Italian Word of the Day: Puzza (bad smell)

What do a wet dog, an overflowing garbage bin and mouldy blue cheese that’s been left in the fridge too long all have in common? They all emit a terrible puzza (feminine, plural: puzze), the Italian word for bad smell, stink or stench!

/pùz·za/
italian word puzza

If you’re having trouble committing this word to memory, I find it helps to think of the English term putrid.

When an Italian expresses his or her objection to an unpleasant odour, you can expect to hear one of two exclamations: Che puzza! (What a smell!) or Senti che puzza! (literally: Smell that bad smell!)

Ma che puzza di chiuso! Apriamo le finestre!

What a musty smell! Let’s open the windows!

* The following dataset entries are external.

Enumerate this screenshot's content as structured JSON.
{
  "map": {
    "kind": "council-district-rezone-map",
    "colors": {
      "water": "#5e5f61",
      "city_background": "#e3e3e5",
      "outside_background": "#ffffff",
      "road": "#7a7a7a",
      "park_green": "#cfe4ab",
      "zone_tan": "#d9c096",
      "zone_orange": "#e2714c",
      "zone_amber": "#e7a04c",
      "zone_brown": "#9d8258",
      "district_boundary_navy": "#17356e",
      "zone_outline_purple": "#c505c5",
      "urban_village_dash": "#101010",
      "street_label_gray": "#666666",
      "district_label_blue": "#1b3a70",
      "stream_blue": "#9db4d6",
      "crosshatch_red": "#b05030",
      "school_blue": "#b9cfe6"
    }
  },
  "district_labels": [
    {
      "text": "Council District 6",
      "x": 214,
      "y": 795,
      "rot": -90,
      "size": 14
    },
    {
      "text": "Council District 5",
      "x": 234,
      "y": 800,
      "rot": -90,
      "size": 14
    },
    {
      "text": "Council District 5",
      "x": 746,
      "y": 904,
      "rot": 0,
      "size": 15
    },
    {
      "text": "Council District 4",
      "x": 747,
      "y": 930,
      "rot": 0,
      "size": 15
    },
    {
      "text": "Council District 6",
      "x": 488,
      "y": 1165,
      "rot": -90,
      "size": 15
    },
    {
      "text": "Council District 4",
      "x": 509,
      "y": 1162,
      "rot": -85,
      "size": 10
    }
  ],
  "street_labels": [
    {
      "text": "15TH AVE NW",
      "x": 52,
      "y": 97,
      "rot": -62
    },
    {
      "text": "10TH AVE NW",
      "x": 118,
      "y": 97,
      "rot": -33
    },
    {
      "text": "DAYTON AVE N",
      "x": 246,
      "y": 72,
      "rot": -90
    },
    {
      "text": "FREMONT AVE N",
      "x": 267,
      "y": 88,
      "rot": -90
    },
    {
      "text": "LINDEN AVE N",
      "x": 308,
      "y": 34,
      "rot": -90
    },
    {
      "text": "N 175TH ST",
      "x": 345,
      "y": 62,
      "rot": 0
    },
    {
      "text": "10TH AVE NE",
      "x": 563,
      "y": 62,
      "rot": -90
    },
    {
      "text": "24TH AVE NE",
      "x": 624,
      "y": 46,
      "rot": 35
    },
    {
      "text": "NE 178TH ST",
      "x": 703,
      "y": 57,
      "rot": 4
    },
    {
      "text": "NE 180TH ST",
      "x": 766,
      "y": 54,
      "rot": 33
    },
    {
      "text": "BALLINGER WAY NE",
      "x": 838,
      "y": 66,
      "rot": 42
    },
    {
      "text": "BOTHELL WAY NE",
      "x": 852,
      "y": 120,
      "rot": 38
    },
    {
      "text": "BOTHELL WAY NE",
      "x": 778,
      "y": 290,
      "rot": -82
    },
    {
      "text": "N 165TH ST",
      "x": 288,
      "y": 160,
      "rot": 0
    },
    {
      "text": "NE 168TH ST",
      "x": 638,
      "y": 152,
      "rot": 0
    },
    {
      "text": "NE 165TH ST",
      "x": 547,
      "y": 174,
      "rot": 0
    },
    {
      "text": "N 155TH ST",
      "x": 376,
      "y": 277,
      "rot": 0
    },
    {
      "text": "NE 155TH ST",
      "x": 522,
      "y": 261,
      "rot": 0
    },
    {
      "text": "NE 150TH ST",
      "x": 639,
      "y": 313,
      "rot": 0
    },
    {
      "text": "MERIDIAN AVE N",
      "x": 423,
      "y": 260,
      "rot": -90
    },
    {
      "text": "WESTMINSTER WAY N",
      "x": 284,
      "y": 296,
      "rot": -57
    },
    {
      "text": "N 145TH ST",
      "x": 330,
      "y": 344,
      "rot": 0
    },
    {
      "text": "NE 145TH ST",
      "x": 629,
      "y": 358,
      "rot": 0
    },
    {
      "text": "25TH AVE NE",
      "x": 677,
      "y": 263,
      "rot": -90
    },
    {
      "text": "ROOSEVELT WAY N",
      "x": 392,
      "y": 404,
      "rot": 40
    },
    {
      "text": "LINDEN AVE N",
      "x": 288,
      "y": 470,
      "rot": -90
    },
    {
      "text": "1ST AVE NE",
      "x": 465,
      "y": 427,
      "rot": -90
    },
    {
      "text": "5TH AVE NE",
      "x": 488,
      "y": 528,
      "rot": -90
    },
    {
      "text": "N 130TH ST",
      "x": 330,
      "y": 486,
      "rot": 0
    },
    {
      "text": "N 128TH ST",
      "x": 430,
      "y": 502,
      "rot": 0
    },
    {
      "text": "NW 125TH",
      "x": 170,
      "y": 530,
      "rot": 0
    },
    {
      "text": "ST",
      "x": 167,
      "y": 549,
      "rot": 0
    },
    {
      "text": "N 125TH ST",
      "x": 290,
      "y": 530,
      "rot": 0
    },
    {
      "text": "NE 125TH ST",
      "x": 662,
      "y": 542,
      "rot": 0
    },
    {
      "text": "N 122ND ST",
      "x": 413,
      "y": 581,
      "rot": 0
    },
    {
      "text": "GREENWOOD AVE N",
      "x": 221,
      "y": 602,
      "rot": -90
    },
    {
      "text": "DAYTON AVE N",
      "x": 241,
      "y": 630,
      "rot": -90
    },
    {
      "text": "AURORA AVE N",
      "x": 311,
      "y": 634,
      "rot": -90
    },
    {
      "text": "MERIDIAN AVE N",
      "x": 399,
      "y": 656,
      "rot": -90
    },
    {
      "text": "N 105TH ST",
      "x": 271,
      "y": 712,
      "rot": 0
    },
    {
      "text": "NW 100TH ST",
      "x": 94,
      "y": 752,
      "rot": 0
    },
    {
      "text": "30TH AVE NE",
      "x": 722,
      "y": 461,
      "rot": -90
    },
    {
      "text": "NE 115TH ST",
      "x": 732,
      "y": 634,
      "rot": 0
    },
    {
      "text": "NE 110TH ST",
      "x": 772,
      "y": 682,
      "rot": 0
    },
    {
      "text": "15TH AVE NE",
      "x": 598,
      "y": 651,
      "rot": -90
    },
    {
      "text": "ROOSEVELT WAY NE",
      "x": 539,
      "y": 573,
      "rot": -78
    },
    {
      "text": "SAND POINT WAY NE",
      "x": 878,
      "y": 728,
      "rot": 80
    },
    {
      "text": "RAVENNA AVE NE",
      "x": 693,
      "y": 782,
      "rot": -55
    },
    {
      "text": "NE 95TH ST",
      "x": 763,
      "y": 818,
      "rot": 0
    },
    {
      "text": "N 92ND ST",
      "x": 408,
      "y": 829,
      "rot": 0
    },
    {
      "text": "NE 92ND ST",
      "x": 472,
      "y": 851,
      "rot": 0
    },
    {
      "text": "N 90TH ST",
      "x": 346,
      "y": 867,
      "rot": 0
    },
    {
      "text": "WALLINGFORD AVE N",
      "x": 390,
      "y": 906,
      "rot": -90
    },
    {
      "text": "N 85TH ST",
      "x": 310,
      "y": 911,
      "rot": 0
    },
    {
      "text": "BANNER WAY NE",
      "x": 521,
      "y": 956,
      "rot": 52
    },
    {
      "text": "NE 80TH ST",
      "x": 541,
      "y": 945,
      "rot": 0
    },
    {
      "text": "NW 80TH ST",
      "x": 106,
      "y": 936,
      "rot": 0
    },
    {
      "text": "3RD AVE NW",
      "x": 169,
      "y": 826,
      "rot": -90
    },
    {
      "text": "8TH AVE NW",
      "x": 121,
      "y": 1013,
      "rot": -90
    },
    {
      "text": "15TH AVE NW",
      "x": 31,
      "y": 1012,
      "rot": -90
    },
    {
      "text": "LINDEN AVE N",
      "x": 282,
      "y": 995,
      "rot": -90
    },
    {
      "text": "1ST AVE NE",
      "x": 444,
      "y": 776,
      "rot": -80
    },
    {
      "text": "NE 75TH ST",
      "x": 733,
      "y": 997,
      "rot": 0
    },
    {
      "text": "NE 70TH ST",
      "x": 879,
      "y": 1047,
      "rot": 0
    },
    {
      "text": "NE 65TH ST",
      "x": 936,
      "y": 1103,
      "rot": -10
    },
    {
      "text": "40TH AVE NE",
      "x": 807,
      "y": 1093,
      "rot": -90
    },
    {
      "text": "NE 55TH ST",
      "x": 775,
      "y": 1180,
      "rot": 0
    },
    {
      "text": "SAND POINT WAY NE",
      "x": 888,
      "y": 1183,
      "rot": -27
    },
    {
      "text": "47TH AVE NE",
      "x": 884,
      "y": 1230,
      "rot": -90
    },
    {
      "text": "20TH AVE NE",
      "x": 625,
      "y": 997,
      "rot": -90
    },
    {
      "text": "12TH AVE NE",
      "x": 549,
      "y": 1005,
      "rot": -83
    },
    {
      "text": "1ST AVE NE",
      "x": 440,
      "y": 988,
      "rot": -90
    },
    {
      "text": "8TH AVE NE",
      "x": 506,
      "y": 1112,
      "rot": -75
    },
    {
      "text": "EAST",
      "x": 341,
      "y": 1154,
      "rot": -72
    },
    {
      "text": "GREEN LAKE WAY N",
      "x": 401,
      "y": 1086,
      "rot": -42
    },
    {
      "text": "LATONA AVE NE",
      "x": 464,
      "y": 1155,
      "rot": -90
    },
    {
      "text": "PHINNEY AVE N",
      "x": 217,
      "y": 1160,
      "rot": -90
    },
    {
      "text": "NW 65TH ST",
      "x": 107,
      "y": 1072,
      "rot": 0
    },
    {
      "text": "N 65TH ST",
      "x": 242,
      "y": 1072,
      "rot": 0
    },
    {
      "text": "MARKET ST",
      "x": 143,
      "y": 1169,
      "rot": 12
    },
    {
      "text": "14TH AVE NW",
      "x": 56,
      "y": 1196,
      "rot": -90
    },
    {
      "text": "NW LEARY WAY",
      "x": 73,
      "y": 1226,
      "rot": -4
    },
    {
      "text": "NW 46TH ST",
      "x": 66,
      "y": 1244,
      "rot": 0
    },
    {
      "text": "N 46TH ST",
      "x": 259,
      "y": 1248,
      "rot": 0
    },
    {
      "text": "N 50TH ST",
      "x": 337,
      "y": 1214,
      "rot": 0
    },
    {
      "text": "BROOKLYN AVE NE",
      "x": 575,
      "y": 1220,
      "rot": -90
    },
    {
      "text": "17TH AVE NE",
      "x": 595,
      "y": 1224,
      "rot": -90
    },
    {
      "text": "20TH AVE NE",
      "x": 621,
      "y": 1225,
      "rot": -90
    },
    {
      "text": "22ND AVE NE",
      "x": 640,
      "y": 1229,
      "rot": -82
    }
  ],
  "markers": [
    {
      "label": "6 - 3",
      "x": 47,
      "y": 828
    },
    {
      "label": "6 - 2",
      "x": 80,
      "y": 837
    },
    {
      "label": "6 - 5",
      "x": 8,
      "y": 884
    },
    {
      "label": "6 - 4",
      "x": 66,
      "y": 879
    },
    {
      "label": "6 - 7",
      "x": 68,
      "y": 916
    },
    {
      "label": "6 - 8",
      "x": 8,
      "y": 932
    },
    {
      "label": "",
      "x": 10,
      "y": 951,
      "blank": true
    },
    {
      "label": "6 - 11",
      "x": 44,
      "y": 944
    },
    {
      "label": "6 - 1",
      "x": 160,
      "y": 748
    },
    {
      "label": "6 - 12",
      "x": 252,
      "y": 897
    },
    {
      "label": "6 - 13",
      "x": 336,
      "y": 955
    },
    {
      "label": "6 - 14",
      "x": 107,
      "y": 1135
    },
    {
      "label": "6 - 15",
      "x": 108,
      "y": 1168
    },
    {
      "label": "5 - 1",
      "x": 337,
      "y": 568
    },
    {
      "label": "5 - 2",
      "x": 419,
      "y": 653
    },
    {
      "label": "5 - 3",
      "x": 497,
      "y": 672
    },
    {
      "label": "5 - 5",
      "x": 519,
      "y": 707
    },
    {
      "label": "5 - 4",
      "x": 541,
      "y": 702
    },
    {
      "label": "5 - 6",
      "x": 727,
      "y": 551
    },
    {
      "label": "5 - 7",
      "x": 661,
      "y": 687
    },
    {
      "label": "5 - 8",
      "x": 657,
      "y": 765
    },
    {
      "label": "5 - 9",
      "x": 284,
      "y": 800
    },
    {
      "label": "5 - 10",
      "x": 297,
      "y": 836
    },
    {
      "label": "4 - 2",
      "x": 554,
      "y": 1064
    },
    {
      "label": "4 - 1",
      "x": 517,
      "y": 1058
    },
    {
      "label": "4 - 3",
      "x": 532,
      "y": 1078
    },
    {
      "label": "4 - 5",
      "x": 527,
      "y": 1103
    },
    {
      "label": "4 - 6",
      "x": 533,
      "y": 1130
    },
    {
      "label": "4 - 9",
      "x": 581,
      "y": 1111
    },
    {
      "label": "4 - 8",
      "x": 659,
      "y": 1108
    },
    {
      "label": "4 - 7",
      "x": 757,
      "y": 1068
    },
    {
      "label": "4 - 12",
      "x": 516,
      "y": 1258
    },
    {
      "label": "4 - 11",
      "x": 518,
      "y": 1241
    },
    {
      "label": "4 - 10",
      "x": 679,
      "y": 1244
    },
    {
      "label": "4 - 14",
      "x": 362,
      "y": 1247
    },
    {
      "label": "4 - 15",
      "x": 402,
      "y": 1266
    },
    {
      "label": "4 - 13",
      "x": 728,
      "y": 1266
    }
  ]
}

Important: Many dictionaries such as Treccani list the masculine version puzzo as the classic term for bad smell. However, in most regions of Italy such as the north where my husband was born, the feminine version puzza is far more common, particularly in the spoken language. One region where you will likely hear puzzo in conversation rather than puzza is Tuscany.

woman in front of opened fridge
Che puzza che c’è in questo frigo! Qualcosa sta marcendo. = There’s a bad smell in this fridge! Something is rotting.

If you use the idiomatic expression avere la puzza sotto il naso (to have a smell under one’s nose), the implication is that a person is snobbish and looks down on others.

Related to puzza is the verb puzzare which means to smell bad. Just as we can say that something smells fishy in English, you can use puzzare figuratively to talk about a situation that arouses feelings of doubt or suspicion.

Questa faccenda mi puzza d’imbroglio.

There’s something fishy about this whole situation.


Some other related terms include:

  • puzzolente = smelly
  • puzzetta = fart
  • puzzola = skunk
  • puzzone/a = a smelly person, a despicable person

In the Roman dialect, the expression andare in puzza (literally: to go in smell) means to be in a huff or to get one’s knickers in a twist.